The platform also captured the idiosyncratic toxic effects of a failed drug candidate called TAK-875, which was tested for the treatment of type 2 diabetes. Idiosyncratic toxic effects are relatively rare and usually occur in large patient trials or in the drug's post-marketing phase, but they are often missed during early clinical testing. The Liver-Chip could therefore help researchers better understand the side effects of drug candidates throughout the drug testing process, according to the study.
"Because our chips provide a high fidelity window into biological mechanisms, we were able to answer questions about 'why' and 'where' there are differences between the human and the animal models — well beyond giving a 'yes' or 'no' answer about toxicity," said Geraldine Hamilton, president and chief scientific officer of Emulate and a senior author of the new study.
The scientists note one advantage of their chip is that it allows for continuous fluid flow in an open system. This feature ensures that all the liver cells are exposed to enough of a drug and its by-products, improving the sensitivity of the system when compared to static, non-animal liver models such as lab culture plates.

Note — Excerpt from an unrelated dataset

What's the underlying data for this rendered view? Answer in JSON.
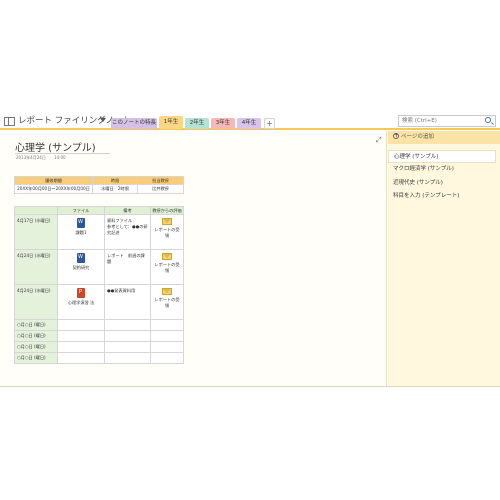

Furthermore, the chips are designed to work with instruments, software, and supporting protocols that allow human cells to properly thrive in the Liver-Chip. The system is also automated, so any scientist in any lab could apply the technology in a reproducible manner, according to Hamilton.
Hamilton sees her team's chips being used side-by-side with existing animal models to enable better predictions and translation to the clinic, as well as to reduce failure rates in drug discovery and development due to safety issues. The team also believes the Liver-Chip could be applied in other preclinical settings, such as discovering biomarkers linked to chronic liver conditions.
The scientists are ramping up the commercialization of their products so they can be applied in real-life settings. They add that a future version of the device could incorporate liver cells derived from an individual's own stem cells to better capture the biological variability of liver cells.